Plus de 500 000 articles scientifiques ont été publiés sur ou autour de la COVID-19 entre janvier 2020 et avril 2022 : c’est du jamais vu dans l’histoire de la science.
Cela ne représente pourtant que 4 % de tous les articles publiés pendant cette période. Mais c’est une quantité énorme d’efforts consacrés par la communauté scientifique internationale au seul virus SARS-CoV-2. Le chiffre provient d’une analyse des données bibliographiques effectuée par Philip Shapira, de l’Université de Manchester, et pré-publiée récemment.
Rien qu’en virologie, le virus SARS-CoV-2 représente à lui seul près du tiers des études faites en 2021, contre 3,1 % en 2019.
Toutefois, tous les scientifiques qui ont publié sur le coronavirus n’étaient pas experts du sujet. Dans une étude parue en juillet 2021, Dashun Wang et son équipe, de la Northwestern University, estimaient que les deux tiers des études publiées sur la plateforme de prépublication ArXiv (où sont déposées des études qui n’ont pas encore été révisées par les pairs) provenaient d’auteurs qui n’avaient aucune publication antérieure sur des sujets liés aux coronavirus. Ce qui représente un problème, appelé par certains chercheurs « la covidisation de la recherche » notait récemment un reportage de la revue Science : certains scientifiques « craignent que trop de chercheurs se soient lancés dans des travaux situés à l’extérieur de leur champ d’expertise, résultant en des études de faible qualité ».
Dans des domaines comme la médecine d’urgence ou les maladies du système respiratoire, le nombre de recherches en rapport avec la COVID-19 est, pour les quatre premiers mois de 2022, stable ou en baisse par rapport à 2021, note Philip Shapira.
Interrogé par Science, Alimmuddin Zumla, chercheur en maladies infectieuses du Collège universitaire de Londres, n’est pas surpris par ces résultats. « Maintenant que les connaissances épidémiologiques ont été acquises, la plupart des chercheurs et des épidémiologistes reviennent à leurs principaux centres d’intérêt. Ce n’est pas une mauvaise chose. Beaucoup de maladies infectieuses potentiellement mortelles ont été négligées pendant la COVID-19, et elles ont besoin d’attention. »

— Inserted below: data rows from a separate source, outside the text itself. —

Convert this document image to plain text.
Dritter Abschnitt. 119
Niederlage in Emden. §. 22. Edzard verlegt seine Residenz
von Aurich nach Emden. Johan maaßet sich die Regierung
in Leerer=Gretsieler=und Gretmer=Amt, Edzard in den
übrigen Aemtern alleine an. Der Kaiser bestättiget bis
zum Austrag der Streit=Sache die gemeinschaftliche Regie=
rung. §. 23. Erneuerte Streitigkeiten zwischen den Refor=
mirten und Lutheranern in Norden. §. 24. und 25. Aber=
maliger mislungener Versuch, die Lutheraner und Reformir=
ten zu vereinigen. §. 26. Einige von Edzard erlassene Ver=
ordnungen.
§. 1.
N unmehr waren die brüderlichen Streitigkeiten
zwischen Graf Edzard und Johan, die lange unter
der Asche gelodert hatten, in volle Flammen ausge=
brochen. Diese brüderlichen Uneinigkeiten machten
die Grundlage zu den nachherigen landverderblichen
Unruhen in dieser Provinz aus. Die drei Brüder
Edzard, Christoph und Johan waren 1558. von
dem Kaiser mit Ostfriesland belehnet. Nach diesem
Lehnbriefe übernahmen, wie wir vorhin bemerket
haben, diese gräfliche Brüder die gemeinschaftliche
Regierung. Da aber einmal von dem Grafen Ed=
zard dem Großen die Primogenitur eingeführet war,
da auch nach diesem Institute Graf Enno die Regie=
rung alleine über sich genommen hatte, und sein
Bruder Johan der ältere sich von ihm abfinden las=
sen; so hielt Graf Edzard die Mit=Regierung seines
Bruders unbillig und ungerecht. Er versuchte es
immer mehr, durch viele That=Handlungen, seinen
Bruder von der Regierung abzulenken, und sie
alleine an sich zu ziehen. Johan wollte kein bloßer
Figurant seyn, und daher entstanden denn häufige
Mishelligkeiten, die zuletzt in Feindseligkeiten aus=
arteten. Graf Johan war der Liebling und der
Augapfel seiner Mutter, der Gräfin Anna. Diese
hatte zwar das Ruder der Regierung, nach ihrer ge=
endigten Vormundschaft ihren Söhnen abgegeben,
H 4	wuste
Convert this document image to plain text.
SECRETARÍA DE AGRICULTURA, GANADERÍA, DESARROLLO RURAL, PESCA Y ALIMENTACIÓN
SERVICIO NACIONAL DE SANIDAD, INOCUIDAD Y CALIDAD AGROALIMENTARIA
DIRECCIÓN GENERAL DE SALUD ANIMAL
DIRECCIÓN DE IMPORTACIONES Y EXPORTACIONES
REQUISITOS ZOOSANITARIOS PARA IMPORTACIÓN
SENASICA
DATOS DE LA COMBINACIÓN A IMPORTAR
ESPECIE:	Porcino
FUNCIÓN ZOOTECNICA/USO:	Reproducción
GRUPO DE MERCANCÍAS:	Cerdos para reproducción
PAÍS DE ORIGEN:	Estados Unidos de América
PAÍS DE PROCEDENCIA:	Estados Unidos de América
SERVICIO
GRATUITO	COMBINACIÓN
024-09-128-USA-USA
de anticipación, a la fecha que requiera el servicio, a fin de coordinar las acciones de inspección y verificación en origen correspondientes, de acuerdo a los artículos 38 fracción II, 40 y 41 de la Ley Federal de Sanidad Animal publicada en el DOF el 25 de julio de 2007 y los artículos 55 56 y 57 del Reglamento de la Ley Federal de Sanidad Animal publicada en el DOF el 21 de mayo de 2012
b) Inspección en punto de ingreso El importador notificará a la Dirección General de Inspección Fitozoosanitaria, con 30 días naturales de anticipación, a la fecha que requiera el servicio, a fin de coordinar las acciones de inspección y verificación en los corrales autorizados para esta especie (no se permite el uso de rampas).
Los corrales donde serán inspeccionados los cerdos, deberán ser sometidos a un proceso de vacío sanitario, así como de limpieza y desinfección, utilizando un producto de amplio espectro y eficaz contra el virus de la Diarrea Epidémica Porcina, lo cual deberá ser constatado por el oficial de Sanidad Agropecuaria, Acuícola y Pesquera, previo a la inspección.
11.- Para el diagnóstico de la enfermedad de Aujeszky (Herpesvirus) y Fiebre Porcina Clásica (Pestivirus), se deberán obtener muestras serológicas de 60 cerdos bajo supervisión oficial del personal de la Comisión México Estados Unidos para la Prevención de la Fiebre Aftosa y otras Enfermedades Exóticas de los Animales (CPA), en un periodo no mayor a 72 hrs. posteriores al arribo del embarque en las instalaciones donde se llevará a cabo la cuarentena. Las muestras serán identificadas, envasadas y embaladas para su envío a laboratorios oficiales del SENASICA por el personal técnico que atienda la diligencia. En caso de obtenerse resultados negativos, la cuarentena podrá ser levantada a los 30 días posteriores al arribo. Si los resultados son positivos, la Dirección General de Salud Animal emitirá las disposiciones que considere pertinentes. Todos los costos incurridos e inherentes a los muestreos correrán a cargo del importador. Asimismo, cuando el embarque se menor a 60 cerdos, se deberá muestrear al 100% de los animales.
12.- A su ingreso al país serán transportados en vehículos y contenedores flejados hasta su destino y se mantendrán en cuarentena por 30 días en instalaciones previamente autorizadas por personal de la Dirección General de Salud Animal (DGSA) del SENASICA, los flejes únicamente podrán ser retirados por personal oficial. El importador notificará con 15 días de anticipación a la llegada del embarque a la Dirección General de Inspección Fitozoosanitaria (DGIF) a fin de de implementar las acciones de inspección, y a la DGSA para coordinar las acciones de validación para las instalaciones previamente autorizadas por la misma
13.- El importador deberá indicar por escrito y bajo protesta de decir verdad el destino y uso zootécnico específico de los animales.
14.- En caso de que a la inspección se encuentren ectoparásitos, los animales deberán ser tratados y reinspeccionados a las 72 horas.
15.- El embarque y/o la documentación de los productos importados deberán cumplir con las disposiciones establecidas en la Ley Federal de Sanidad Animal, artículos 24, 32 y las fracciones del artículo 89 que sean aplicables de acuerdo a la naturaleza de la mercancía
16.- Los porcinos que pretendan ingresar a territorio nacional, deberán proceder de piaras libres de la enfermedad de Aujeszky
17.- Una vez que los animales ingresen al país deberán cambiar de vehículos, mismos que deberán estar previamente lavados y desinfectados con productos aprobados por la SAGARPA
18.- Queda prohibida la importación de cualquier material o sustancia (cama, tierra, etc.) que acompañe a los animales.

Les chercheurs « seniors » ont plus de facilité à revenir à leurs spécialités que les jeunes chercheurs. Certains de ces derniers se sont éloignés de leur champ de recherche pour bénéficier pendant la COVID de conditions de travail exceptionnelles dans des laboratoires très bien financés. Plusieurs se demandent s’ils sauront trouver les mêmes financements pour démarrer leurs propres recherches, dans l’après-pandémie.